その言葉にぴたりとみんなの動きが止まる。リックとアイクは複雑そうな表情をしている。

「気持ちはうれしいが、かなりの重さになるぞ?」

「それで動きが鈍ってしまってはこちらの負担が増えるからやめたほうがいい」

 やんわりと断るリックとにべもなく拒否するアイクに心が折れそうになるが、それでも僕は譲れない。戦闘では足手まといの僕が、荷物持ちとしてでもいい、みんなの力になりたい。必死の表情で食い下がる僕の気持ちをわかってくれたのだろう。兄さんが助け舟を出す。

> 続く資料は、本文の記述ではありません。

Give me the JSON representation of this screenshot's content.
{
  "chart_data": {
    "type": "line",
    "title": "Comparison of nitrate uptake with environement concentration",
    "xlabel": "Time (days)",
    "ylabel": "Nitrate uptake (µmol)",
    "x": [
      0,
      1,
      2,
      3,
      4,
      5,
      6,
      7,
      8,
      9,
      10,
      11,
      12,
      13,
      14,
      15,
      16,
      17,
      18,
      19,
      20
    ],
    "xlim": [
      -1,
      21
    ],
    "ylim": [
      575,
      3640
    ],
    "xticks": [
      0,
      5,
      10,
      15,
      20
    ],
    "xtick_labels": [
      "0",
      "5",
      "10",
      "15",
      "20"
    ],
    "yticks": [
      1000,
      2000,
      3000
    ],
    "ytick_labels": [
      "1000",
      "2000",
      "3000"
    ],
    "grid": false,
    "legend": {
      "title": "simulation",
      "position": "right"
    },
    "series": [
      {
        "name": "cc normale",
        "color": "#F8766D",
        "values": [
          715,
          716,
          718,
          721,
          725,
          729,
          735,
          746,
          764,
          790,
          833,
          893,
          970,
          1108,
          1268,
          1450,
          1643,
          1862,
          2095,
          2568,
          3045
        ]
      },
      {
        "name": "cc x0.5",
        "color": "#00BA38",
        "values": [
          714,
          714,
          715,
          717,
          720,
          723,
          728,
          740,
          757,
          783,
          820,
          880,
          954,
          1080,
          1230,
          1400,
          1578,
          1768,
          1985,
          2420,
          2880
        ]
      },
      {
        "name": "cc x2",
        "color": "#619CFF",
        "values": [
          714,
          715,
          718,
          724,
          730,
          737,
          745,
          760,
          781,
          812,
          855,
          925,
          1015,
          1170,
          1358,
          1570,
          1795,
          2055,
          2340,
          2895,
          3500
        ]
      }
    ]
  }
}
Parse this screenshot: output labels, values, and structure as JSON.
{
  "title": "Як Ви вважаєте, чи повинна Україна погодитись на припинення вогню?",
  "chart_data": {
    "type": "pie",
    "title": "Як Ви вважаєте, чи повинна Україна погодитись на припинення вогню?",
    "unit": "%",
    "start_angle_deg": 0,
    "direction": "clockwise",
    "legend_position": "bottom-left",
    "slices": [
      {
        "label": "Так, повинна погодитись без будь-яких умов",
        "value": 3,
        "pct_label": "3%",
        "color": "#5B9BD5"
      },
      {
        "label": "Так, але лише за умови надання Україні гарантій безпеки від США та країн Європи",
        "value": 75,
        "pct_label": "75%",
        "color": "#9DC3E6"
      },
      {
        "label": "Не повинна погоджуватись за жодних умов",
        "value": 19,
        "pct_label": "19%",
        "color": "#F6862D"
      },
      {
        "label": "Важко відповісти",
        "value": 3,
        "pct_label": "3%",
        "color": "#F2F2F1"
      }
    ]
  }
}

 「じゃあ、俺も持つよ。それで、シリウスが足手まといになりそうだったら助けるよ。それでいいだろう?」

 「いや、それでもなあ・・・」

 それでもリックは言いよどむ。普段は寡黙なアイクが口を開く。

 「ふざけるな。お前らが戦闘で足手まといになったとき誰が助けると思うんだ?皆の命を危険にさらしてまでそれは通さなければいけないわがままなのか?森林をなめるな。ほんの些細なことで、ちょっとした気のゆるみで俺らですら命を落とす危険性があるんだ。それでもなおお前らは意地を張るのか?」

 普段とは違うその厳しい口調に僕と兄さんは思わず体を震わせる。

 「それでも、だ。これは僕が、足手まといの僕が、どうしても通さなければならない意地だから!」

 泣きそうになりながらそれでもキッと口元を結んではっきりと主張する。

 「そうか。ならばその力で、おのれの強さで、証明して見せろ」

 そう言い残し、川の中に血を落とすため入っていくアイクの後姿を見送ると、ふっと力が抜ける。

 「驚いたな」

 リックはそう言い残すと、勇気づけるように僕の肩をたたくとアイクの後を追って川に入る。モーリスは、ふんと鼻を一つ鳴らし、相変わらず小ばかにしたような表情で僕ら兄弟を見下した後、二人の後を追っていく。

「ありがとう兄さん。でも僕のせいで兄さんに荷物を負わせるわけにいかないから・・・」

「それ以上言わなくていいし、いいよ、これくらい。早く荷物を背負ってみんなの後を追おう」

兄さんはそういうと毛皮を半分持つが僕は申し訳なさでいっぱいだった。